Fig. 3. Residue dependance of the spectral widths.

Full width at half maximum (FWHM) of (A) the diagonal trace of 2D IR spectra and (B) the FTIR spectra for the undiluted 100% (blue) and 10% (red) ¹³C=¹⁸O labeled samples. The FWHM versus residue variation exhibits a ca. 3.6 residue repeat corresponding to the helicity of the monomers. The 2D IR traces of the 10% samples show a change in phase in this oscillation resulting from the higher homogenous component of the residues facing the inside of the dimer (see SOM for discussion of this point).
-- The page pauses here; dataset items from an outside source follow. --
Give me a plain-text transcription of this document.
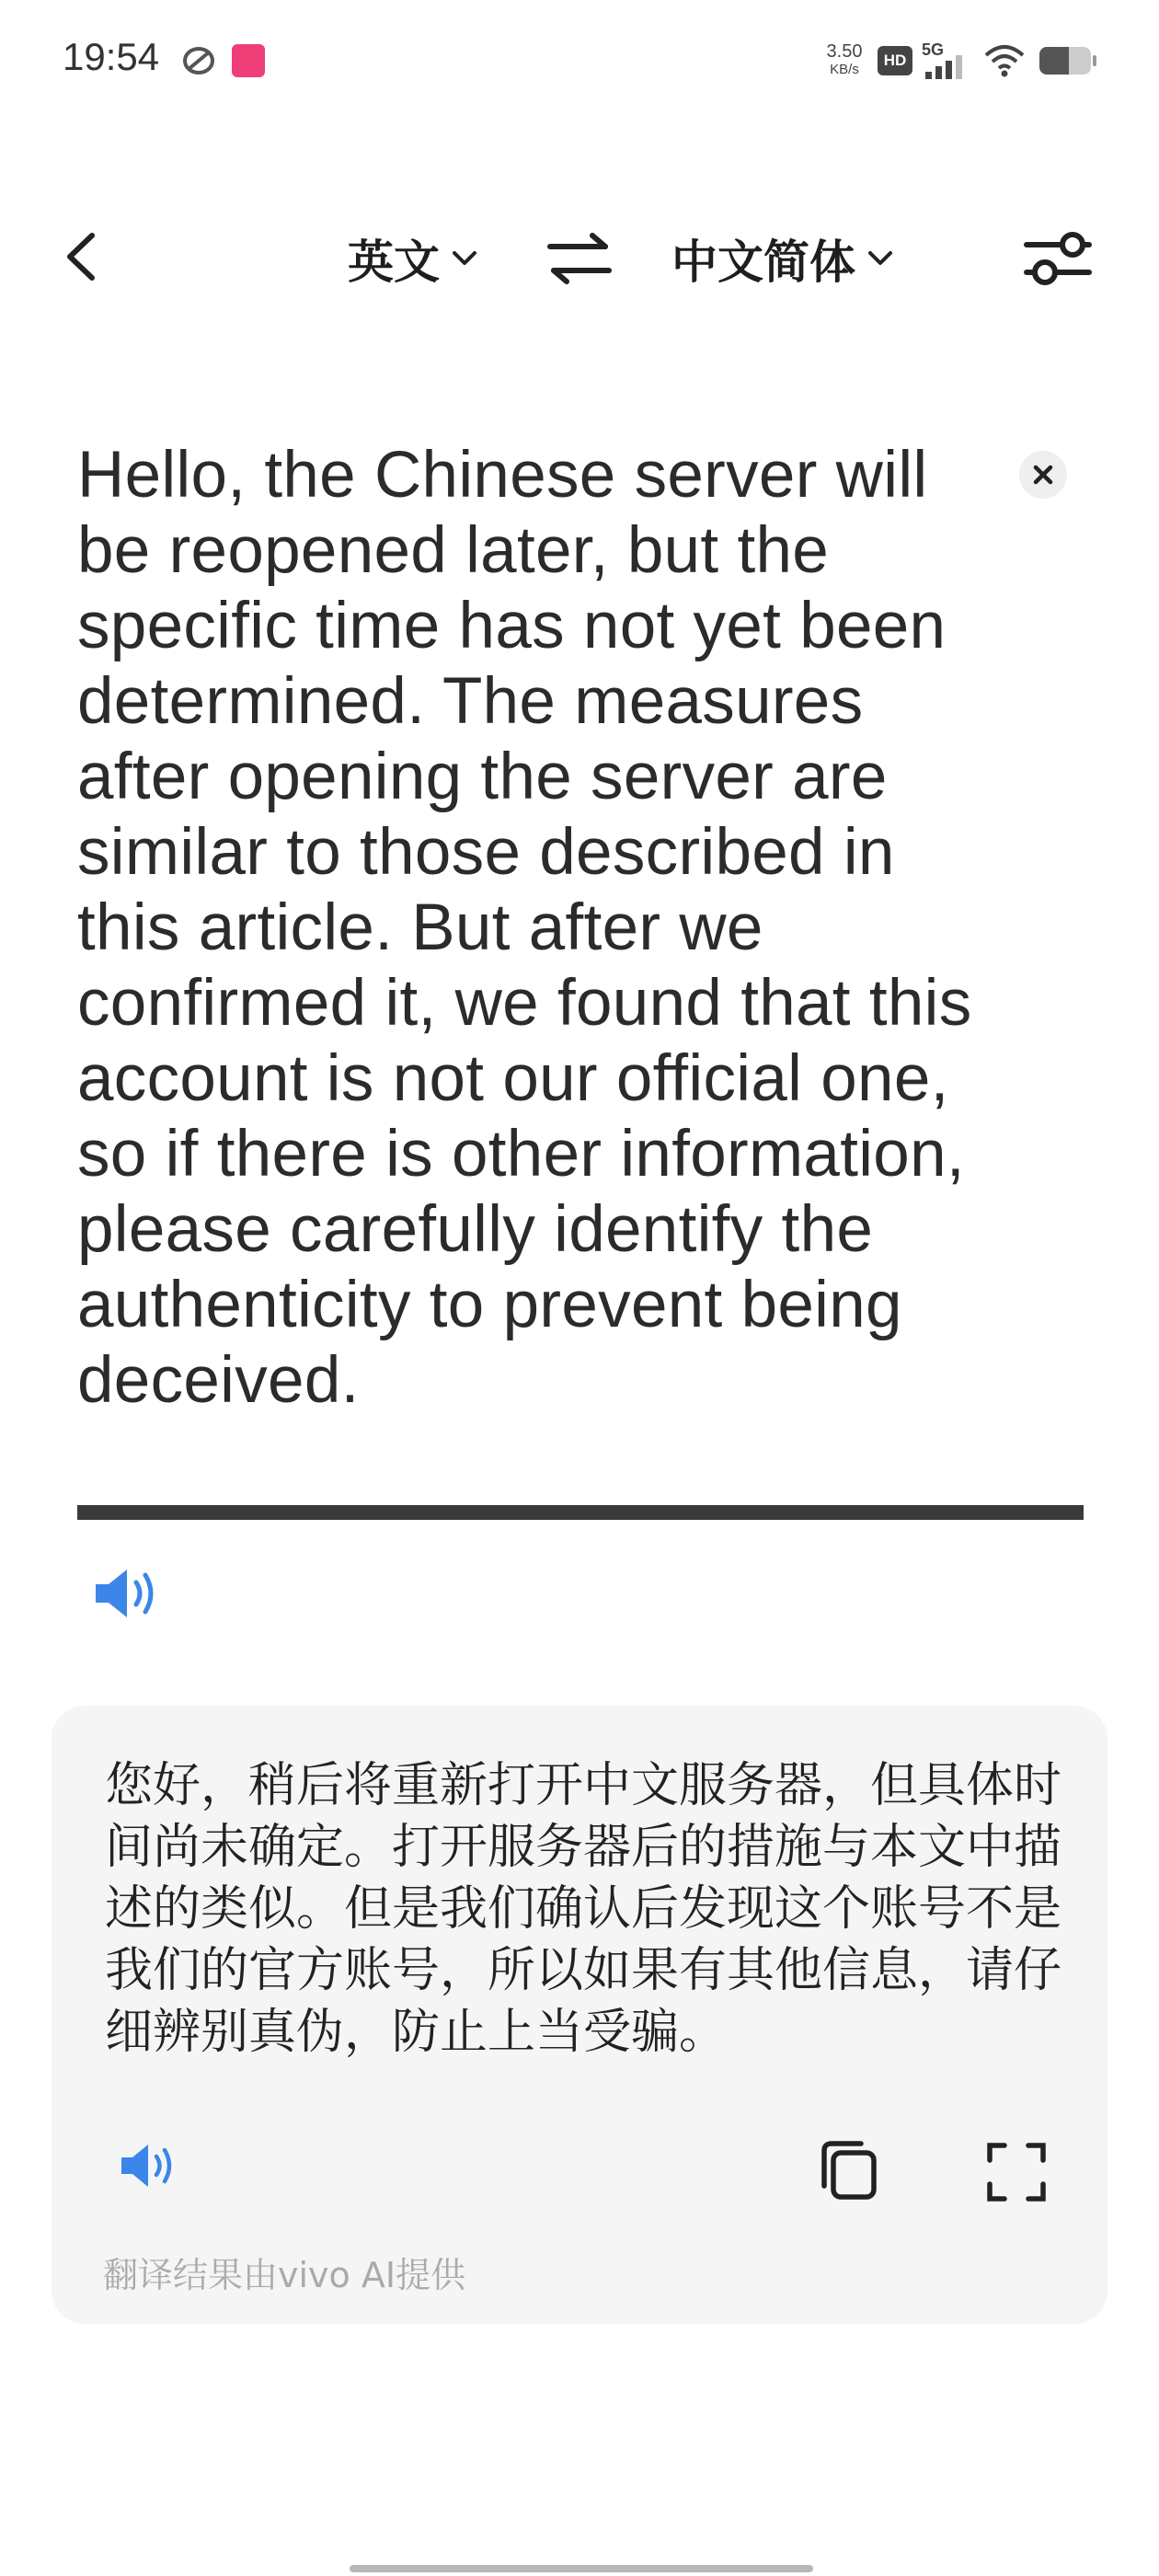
19:54	3.50
KB/s
HD
5G
英文	中文简体
Hello, the Chinese server will be reopened later, but the specific time has not yet been determined. The measures after opening the server are similar to those described in this article. But after we confirmed it, we found that this account is not our official one, so if there is other information, please carefully identify the authenticity to prevent being deceived.
您好，稍后将重新打开中文服务器，但具体时间尚未确定。打开服务器后的措施与本文中描述的类似。但是我们确认后发现这个账号不是我们的官方账号，所以如果有其他信息，请仔细辨别真伪，防止上当受骗。
翻译结果由vivo AI提供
The overall smaller widths of the 2D IR traces compared to the FTIR spectra make the determination of the coupling constant more accurate. (C) The inhomogeneous component σ defining the Gaussian average. It is obtained by varying σ₂, $T_2^{\ast }$ and the zero order frequencies (see SOM) in fits of the FTIR and 2D IR traces to the model explained in the text. This result is consistent with the noticeable elongation of the peaks of the 2D IR spectra and it suggests that the residues involved in the tertiary contact experience a narrower distribution of structures. (D) The absolute value of the coupling constants for the final structure (red) and those obtained from the fit of the experiment (blue). also present a periodicity of ca. 3.6 residues. G12, G15 and G16 form the tertiary contact and present the highest coupling magnitudes. The error bar corresponds to a change in χ² of 0.5(E) The signed coupling constant of the final structure. G15, L19 and V11 have negative coupling constants.